Paladin glanced at Eglantine, who had gone pale. To lose their nephew would have been very nearly as bad as losing their son. He thought guiltily of his angry words to his brother-in-law. How stupid they seemed to him now.
“You see,“ Pippin said in a tone of bemusement, “Aragorn was the King. Gandalf thought I was really blind not to figure it out sooner myself, but to me he was just ‘Strider’, my friend, you don’t really expect your friends to be kings, do you?”
“Anyway, Aragorn, Gandalf, and all the Captains of the West got together, and decided we had to distract the Enemy, to let Frodo and Sam get a chance to destroy the Ring. Because with all the host the Dark Lord had sent against Gondor, he had that much more still in Mordor . Three days later, our small army set out to do battle; we did not stand any kind of chance unless Frodo completed his mission, but we had to give him any help we could. I was lucky enough to stick a great troll, and stupid enough to let him fall on me. I didn’t know until I woke up later, that Frodo and Sam did finish the job, and were back and alive. They were in pretty dreadful shape, all skin and bones and bruises and scars, but they were alive, and so was I.”

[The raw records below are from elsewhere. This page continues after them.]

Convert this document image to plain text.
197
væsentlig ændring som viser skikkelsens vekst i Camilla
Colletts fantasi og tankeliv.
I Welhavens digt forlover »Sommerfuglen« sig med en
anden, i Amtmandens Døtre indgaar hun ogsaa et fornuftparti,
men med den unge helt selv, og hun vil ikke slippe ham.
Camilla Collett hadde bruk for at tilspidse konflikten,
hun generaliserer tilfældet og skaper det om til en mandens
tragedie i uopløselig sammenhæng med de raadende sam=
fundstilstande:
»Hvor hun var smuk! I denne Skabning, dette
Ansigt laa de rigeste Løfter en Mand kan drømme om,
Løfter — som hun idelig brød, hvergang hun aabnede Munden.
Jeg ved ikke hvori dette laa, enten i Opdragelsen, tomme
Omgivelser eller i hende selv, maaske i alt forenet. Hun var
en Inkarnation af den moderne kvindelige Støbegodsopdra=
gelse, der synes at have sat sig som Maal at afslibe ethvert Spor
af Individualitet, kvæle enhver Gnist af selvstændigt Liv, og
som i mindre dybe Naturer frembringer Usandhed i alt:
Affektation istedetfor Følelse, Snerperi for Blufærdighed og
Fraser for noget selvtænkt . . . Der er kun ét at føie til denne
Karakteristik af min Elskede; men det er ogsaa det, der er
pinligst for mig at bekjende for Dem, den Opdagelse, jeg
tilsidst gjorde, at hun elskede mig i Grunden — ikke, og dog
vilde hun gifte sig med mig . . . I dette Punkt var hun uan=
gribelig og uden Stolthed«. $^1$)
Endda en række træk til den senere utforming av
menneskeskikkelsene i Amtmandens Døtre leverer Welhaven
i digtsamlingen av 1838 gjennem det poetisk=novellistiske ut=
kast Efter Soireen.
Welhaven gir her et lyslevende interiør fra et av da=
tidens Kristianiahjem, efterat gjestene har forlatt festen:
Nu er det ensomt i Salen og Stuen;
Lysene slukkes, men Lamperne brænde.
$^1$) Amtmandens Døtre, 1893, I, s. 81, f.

“Of course, after that , there were weeks of healing ahead, and there was Aragorn’s coronation, and his wedding, before we could even begin to head for home; we had to go by way of Rivendell, so that we could see old Bilbo. But after that we got home as soon as we could.
It was pretty disheartening to get home to the Shire and find out what had been going on after we left, let me tell you.”
Pippin drew a deep breath. “Well, that’s my explanation, and that’s what’s happened in the wide world; perhaps I should not have gone without a word, but I do not regret what I have done, I only regret the grief and worry I put you all through, and for that I *am* heartily sorry.” His head drooped, and his face looked grey and weary.
Eglantine spoke up. “I think you’re tired, son.” She looked at Paladin, “I think we’ve heard enough tonight.”
Paladin gave a sharp nod, and Pippin drew himself stiffly to his feet, and left the room.
Over the Shire and across the Brandywine River, in Brandy Hall, Merry was making a similar explanation. He sat on the bed in his room, his father in a chair next to it; his mother was not there. Knowing the grimness of what he had to say, he had refused her presence.
Merry’s account was far more detailed than his cousin’s. He’d paid more attention and absorbed more knowledge. He left *nothing* out, including the parts played by others; he included all that he knew of Pippin’s time in the besieged city, and of the travails of Frodo and Sam. Before he had half finished his account, Saradoc had moved to his side, and put his arms around his son. He held him, as Merry wept, and talked himself out, and gently tucked him in as dawn came through the window.